London Offers Bargains As Property Market Heats Up In Shires
If ever there was a good time to invest in London’s residential property market with a view towards the long term, this is it.
The last couple of years have seen the capital lagging behind the UK as a whole in property prices, meaning there are plenty of relative bargains available that can be found with the help of London property experts, even if the overall average remains higher than all but a few other locations.
Brexit was already taking its toll before the pandemic hit, with the latter factor prompting many people to prefer to live away from big cities.

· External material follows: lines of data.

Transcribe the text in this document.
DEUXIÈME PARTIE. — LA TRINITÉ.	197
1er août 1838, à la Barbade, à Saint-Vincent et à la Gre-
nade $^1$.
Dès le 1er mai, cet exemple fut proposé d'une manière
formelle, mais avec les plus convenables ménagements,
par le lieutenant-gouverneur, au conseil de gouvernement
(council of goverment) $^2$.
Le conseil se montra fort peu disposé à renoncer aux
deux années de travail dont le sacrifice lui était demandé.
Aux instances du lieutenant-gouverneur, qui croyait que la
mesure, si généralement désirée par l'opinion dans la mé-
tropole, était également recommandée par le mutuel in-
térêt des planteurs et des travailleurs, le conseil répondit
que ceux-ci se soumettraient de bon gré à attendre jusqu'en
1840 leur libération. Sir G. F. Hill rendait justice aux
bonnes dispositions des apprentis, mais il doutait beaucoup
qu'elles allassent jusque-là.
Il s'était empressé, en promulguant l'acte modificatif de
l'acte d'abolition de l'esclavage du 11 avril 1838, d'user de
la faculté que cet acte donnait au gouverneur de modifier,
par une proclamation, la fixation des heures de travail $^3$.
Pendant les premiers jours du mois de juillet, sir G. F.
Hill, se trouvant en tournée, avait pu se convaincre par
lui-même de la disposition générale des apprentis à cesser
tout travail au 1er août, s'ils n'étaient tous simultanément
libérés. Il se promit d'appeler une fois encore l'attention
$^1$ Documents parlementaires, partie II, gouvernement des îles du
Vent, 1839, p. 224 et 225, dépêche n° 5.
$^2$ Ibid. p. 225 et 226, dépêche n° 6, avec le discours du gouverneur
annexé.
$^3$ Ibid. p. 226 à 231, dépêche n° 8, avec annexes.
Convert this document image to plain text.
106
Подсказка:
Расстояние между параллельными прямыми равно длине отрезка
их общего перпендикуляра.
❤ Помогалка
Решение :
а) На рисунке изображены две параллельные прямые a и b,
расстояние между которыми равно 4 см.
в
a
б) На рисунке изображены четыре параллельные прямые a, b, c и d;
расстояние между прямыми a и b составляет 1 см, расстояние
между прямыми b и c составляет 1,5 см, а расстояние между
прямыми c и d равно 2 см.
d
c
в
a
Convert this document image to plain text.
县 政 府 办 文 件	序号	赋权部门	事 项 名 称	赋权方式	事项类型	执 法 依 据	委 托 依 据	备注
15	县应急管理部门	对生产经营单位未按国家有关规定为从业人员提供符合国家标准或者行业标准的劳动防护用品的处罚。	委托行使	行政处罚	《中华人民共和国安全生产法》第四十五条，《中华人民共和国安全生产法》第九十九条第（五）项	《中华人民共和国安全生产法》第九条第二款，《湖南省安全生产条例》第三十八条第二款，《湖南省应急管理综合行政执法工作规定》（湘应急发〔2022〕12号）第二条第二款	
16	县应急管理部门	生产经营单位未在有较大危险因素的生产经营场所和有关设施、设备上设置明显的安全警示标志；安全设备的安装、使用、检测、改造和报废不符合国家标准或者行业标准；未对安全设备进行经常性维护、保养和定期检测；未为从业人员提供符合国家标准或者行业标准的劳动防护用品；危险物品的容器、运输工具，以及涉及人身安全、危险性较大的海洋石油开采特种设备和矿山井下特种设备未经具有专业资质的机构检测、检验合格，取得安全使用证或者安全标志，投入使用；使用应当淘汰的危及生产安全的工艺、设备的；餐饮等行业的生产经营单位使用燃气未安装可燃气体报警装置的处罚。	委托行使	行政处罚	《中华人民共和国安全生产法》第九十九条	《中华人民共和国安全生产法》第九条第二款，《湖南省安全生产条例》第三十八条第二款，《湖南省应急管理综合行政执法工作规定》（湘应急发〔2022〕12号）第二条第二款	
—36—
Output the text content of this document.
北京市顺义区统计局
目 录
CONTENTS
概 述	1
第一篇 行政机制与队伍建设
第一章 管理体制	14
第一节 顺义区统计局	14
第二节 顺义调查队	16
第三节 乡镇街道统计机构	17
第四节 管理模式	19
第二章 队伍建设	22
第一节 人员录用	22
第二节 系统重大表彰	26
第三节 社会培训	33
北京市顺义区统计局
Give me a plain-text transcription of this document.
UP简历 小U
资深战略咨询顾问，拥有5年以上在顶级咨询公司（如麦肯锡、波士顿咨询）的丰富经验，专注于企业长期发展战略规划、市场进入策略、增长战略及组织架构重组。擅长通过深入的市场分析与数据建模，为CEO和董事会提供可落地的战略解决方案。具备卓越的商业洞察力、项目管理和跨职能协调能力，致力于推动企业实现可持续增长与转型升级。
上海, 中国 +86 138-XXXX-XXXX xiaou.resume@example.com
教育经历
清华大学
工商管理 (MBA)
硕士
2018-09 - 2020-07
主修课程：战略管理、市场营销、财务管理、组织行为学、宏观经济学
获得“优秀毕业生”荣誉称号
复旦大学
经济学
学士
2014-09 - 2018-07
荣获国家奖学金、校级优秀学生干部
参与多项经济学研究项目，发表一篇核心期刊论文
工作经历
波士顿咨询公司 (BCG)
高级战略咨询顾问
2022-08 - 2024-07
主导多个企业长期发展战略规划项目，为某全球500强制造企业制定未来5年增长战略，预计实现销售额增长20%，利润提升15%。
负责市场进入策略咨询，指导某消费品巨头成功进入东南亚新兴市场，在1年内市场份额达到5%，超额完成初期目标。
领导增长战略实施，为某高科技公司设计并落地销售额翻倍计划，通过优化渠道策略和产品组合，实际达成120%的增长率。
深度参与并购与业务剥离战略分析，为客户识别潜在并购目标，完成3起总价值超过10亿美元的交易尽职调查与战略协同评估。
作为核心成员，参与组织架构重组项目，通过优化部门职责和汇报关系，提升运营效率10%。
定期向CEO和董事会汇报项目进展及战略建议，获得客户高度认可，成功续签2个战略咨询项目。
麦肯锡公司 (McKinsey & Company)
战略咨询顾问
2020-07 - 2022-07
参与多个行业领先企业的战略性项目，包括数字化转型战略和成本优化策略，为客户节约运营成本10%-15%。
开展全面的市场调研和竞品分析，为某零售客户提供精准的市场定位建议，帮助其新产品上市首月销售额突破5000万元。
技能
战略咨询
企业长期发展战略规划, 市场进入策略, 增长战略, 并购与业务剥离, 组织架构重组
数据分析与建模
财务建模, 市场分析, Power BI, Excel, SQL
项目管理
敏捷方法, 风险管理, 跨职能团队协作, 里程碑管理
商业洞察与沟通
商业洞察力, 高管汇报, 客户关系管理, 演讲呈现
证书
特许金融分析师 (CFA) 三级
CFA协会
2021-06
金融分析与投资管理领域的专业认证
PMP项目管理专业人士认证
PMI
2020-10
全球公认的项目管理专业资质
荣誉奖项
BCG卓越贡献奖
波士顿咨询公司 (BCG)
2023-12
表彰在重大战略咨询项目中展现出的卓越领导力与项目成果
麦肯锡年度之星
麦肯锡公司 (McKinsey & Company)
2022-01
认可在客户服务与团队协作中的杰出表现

This became the place where they could enjoy lots of social distancing and space (both indoors and out), make the most of the imperative to work from home, and find alternative activities to do at a time when big city theatres, stadiums and restaurants were shut.
As the BBC reports, this has meant the epicentres of price rises have been attractive rural areas. Land Registry data has revealed that the highest annual price increase – 29 per cent – has been in Richmondshire in North Yorkshire, an area covering much of the Yorkshire Dales National Park.
Other rural areas with high house price inflation were similar – Derbyshire Dales, North Norfolk and the Cotswolds, all offering a rural idyll in stark contrast to London and other big cities.
As the article noted, the Richmond in Yorkshire may have lower house prices than its London equivalent – which is two and a half times higher at around £700,000 – but the increase in the southern version has been just half of one per cent this last 12 months.
The same Land Registry figures that highlight high growth in rural also show that London remains at the bottom for regional house price growth, in contrast with the last couple of decades.
Four local authorities in the capital have actually seen prices falling, with drops of 13.2 per cent in the City of London, 7.9 per cent in Westminster, 4.8 per cent in Kensington and Chelsea and 1.7 per cent in Southwark.